• April 18, 2026

 Don Lindsay Recap

Don Lindsay is a polymath visiting scholar at the University of California, Berkeley. He has authored books on computational theory and methodology, intelligence and ethics in artificial intelligence, and various mathematical topics, including group theory and probability theory, computational complexity theory, and quantum computation.

He has contributed to the Berkeley Quantum Information Theory Center and is part of the Berkeley Quantum Information Processing Research Group. He is also a founding member of the Berkeley-Haifa Cyberport group, which focuses on machine learning, artificial intelligence, and game theory.

Don Lindsay is the author of the book “No Free Lunch The Theory of NP-Complete Problems,” which has been reviewed by the Google Newsroom and in “The Guardian.”

He founded and coordinated the Berkeley-Haifa Cyberport Research Group, which focuses on machine learning, artificial intelligence, and game theory. He is a PRM (Program for Research in Mathematics) Foundation fellow. He is also a founder member of both QISP and BQIPR. He received his Ph.D. degree from MIT.

Lindsay received the following awards: the National Science Foundation Fellowship in 1984, the National Science Foundation Postdoctoral Fellowship in 1985-86, and the Japan Society for the Promotion of Science Fellowship in 1987. He was also awarded a Sloan Research Fellowship in 1989.
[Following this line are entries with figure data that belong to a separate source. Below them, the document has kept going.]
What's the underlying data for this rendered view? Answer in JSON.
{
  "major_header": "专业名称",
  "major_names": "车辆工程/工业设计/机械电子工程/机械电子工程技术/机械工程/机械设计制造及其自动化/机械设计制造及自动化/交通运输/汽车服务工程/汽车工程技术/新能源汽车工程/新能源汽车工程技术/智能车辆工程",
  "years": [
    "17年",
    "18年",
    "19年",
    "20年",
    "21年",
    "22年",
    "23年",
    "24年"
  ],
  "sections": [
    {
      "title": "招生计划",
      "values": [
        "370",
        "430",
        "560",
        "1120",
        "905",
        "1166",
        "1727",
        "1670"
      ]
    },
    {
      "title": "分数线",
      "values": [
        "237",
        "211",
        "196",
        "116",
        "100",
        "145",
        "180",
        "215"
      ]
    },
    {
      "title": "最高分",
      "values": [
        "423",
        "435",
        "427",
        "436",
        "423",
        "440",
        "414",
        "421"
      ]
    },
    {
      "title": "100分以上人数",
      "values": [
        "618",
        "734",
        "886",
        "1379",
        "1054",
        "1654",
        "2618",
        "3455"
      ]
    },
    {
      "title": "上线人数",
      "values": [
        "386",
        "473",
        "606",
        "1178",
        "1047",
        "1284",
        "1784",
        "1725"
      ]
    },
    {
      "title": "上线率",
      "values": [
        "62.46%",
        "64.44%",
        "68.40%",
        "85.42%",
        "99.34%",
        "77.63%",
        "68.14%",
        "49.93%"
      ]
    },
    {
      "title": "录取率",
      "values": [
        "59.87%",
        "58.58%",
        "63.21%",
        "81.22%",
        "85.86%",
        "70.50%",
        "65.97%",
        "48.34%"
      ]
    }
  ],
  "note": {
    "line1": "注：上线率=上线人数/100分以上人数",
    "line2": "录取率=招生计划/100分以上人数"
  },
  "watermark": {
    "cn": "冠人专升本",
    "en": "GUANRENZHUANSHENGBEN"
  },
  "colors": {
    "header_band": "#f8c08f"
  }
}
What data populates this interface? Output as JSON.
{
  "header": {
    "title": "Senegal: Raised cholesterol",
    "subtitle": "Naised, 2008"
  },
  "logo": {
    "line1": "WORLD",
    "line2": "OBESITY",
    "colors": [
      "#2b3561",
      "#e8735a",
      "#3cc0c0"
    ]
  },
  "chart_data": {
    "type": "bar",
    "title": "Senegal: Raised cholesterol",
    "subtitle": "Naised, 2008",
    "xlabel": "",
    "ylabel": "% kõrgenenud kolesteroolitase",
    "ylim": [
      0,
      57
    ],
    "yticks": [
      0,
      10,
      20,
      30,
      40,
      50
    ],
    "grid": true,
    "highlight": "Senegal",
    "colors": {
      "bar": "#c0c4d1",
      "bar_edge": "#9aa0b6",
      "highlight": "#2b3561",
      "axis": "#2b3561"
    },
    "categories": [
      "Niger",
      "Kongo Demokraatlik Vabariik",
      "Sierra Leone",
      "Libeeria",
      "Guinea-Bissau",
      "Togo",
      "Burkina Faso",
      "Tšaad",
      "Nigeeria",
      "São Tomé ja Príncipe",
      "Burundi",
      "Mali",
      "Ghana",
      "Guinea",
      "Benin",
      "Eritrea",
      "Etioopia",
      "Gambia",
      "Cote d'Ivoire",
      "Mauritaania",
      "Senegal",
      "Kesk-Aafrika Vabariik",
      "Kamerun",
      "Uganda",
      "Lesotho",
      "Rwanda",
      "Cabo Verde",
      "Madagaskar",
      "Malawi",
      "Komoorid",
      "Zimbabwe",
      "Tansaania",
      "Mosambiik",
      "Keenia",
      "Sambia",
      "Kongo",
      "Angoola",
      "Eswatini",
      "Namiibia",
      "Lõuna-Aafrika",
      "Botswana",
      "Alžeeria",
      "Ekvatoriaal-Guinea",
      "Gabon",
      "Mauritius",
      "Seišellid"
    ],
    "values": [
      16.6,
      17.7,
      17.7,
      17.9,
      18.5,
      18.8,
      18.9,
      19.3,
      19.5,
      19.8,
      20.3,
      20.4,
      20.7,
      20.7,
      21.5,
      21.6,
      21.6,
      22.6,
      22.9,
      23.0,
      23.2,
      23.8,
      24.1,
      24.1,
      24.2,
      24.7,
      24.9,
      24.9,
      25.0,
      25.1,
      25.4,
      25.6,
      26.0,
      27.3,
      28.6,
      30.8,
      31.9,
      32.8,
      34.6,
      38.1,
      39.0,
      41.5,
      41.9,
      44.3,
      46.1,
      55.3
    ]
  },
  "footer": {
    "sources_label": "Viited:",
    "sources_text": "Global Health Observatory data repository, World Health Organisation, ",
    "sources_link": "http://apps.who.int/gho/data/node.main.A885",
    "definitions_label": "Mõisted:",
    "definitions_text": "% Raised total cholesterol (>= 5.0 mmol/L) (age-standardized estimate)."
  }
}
Lindsay has taught computation at MIT, Boston University, Harvard University, and Tel Aviv University. He has also taught game theory at Yale University and Carnegie Mellon University. More details are available on Lindsay’s Facebook

He has personally worked with people such as Noam Chomsky and Benjamin Netanyahu, who were a student of his father, Charles M. Lindsay. He collaborates with his wife, computer scientist, and fellow Carnegie Mellon University professor Moni Naor, one of the speakers at the 2012 Technion’s Turing Centenary Conference. They work together on quantum computation, complexity theory, and computer security.

Don Lindsay has a wife named Moni Naor. They have worked together on quantum computation and complexity theory topics at Carnegie Mellon University in Pittsburgh, PA.